LFA continua sendo uma das principais vitrines do MMA (Foto: Divulgação)

Os números de 2026 ajudam a dimensionar a influência do Legacy Fighting Alliance (LFA) na formação de atletas para o UFC. Somente neste ano, 11 lutadores que passaram pela organização foram contratados diretamente pela principal liga de MMA do mundo. Outros 14 já tiveram presença confirmada na temporada do Dana White's Contender Series (DWCS), torneio utilizado pelo UFC para selecionar novos talentos.

O histórico da organização também impressiona. Desde sua criação, mais de 350 atletas que competiram no LFA chegaram ao UFC, marca inédita entre os eventos de MMA ao redor do mundo. Em 2026, essa lista ganhou novos capítulos com a estreia de José Delano no octógono do UFC e a aguardada chegada de Michael Oliveira à organização, ambos após desenvolverem suas carreiras no LFA.

No Brasil, a sequência de convocações continuou nas últimas edições do evento. Campeão interino dos leves, Jefferson Nascimento defendeu o cinturão no LFA e, menos de um mês depois, recebeu o convite para integrar o elenco do UFC.

Outro nome que seguirá esse caminho é Marcos Degli. O campeão interino peso-mosca conquistou vaga na temporada de 2026 do Dana White's Contender Series após atuar recentemente em Brasília. Os brasileiros Reginaldo Junior e Frank Silva também disputarão o programa em busca de um contrato com o UFC.

Entre os brasileiros que passaram pelo LFA antes de alcançarem destaque internacional estão Carlos Prates, Gabriel Bonfim, Luana Santos, Alex Pereira e Alexandre Pantoja, atletas que atualmente figuram entre os principais representantes do país no UFC.

Vice-presidente do LFA na América do Sul, Rafael Feijão atribui os resultados ao trabalho contínuo realizado pela organização no desenvolvimento do MMA nacional.

"Nosso objetivo sempre foi oferecer aos atletas brasileiros uma estrutura capaz de prepará-los para competir no mais alto nível.

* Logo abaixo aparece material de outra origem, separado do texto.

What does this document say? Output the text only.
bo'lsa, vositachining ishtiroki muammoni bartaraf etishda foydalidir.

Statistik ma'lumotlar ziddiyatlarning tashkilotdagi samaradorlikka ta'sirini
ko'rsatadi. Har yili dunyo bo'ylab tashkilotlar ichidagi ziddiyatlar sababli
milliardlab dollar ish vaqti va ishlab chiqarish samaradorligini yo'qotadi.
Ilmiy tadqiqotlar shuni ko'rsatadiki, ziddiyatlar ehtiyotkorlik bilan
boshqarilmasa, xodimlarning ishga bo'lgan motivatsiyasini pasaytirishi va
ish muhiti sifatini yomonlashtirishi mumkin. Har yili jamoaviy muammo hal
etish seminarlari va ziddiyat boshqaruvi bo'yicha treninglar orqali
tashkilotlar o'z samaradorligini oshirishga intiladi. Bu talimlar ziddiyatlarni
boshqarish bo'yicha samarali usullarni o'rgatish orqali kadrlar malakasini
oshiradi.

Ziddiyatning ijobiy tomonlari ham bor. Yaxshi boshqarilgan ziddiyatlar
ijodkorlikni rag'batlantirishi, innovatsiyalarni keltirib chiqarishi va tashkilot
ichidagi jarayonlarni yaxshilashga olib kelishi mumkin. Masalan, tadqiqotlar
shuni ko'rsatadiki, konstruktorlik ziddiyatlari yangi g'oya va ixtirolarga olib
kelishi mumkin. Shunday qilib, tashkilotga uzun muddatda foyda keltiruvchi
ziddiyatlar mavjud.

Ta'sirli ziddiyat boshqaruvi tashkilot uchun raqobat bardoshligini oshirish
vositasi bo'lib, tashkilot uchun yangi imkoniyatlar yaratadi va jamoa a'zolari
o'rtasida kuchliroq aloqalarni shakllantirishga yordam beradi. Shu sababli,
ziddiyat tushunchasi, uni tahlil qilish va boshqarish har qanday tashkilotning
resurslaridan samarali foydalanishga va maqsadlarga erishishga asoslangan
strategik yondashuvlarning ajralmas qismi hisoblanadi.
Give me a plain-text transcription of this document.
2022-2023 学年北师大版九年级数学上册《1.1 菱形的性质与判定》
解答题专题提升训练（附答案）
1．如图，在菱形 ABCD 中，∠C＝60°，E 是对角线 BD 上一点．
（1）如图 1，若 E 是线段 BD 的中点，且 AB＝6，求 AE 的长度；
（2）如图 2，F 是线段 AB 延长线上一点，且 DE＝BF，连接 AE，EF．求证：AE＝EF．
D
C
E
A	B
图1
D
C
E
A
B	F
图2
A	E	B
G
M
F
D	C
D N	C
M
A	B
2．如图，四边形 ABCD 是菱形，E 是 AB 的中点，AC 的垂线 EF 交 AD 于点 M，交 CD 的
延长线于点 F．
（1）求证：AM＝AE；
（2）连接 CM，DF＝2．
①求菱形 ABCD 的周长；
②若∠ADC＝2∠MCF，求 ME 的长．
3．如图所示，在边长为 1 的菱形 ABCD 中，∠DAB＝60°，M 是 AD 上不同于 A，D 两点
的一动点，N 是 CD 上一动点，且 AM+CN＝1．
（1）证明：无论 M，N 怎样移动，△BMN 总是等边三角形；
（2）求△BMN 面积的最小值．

O LFA acompanha esse desenvolvimento de perto, cria oportunidades e permite que esses lutadores cheguem ao UFC prontos para enfrentar os melhores do mundo. Ver tantos brasileiros alcançando esse espaço mostra que esse trabalho vem dando resultado", afirmou.

Ainda segundo Feijão, o Brasil segue como uma das principais fontes de talentos da organização.

"O LFA nasceu com a proposta de ser um evento de inclusão social e desenvolvimento dos atletas. Criamos um ambiente em que eles conseguem crescer de forma orgânica, conquistar visibilidade, ganhar reconhecimento e chegar preparados aos maiores palcos do esporte. É por isso que tantos lutadores saem daqui para o UFC e outras grandes organizações", disse Rafael Feijão.

A próxima edição do LFA no Brasil está marcada para 31 de julho, em Brasília. O evento reunirá atletas em busca de espaço na organização e poderá apresentar novos candidatos a integrar o grupo de lutadores que utilizaram o LFA como caminho até o UFC.